Technology increasingly steering political risk in emerging markets – report

Why the insurance sector must catch up with the political impacts of new tech

Technology increasingly steering political risk in emerging markets – report

Technology

By Ryan Smith

New technology is increasingly driving emerging markets risk, according to a new report by Willis Towers Watson. The latest edition of the company’s Political Risk Index assesses the impact of new technologies – particularly social media – on emerging market politics.

According to the report, social media has made activist politics more effective and empowered social groups that have traditionally shied away from political activism due to social discrimination or geographical dispersion.

“There is an important myth to dispel – that China doesn’t have politics,” said Rana Mitter, professor of Chinese politics at the University of Oxford. “In fact, social media is a major interaction point for popular opinion in China, and hundreds of thousands or even millions of people will participate in conversations on controversial social issues.”

“Since the 2011 Arab Spring uprising specifically, social media have come to play a very important political role across developing and developed economies,” said Dr.
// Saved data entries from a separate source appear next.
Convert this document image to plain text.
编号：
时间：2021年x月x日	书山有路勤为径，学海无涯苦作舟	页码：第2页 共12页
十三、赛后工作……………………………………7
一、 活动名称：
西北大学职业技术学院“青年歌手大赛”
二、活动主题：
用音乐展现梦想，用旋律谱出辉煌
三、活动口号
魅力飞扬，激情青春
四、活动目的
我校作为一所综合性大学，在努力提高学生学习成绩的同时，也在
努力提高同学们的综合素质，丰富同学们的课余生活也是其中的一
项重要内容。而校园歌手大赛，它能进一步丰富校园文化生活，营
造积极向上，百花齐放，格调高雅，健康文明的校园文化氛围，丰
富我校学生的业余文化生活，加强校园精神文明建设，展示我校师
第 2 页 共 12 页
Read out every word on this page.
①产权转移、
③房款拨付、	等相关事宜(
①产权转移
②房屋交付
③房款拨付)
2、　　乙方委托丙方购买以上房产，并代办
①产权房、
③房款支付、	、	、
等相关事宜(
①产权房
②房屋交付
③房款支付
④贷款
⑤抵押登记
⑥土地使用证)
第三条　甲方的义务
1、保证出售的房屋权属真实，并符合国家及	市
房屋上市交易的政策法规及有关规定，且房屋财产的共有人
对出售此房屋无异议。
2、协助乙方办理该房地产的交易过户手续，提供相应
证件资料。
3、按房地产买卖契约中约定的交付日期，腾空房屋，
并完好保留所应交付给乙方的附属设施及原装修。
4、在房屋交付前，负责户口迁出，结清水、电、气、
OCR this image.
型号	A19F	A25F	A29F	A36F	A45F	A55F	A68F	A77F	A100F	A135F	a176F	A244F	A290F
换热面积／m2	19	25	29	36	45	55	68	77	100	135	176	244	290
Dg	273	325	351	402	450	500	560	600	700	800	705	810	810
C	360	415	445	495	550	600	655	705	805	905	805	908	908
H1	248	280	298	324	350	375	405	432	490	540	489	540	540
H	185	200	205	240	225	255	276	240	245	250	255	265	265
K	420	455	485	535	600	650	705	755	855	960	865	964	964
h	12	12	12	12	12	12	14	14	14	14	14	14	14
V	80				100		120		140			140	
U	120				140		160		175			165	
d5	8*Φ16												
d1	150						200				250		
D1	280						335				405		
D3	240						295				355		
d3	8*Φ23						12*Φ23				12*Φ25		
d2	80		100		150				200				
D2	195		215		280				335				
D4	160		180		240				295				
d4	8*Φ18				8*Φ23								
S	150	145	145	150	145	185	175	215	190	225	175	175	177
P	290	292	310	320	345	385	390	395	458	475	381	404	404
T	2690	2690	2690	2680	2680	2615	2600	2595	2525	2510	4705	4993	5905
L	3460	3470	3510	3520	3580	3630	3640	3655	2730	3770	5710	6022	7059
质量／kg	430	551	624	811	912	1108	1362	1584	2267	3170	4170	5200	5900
Megha Kumar, deputy director of analysis at Oxford Analytica. “That role ranges from, at one extreme, efforts to incite political violence, to the use for which they were intended – namely, communication.”

According to the report, “flash mob” protests, organised in part using mobile devices, played a role in toppling governments in the Philippines in 2001, Georgia in 2003, Ukraine in 2004-5, Kyrgyzstan in 2005, and Thailand in 2006. A more recent example was the 2019 ouster of Algerian President Abdelaziz Bouteflika.

Online pressure campaigns in 2021 contributed to government policy changes in countries including Nepal, Bangladesh, Israel and Nigeria, Willis Towers Watson said.

Samuel Wilkin, director of political risk analytics, financial solutions at Willis Towers Watson, said that the insurance industry had been caught off guard by some of the political impacts of new technology.

“Hashtag-enabled protest movements have evolved with extraordinary speed and scale, leading to property damage at a level that we usually don’t associate with social unrest,” Wilkin said.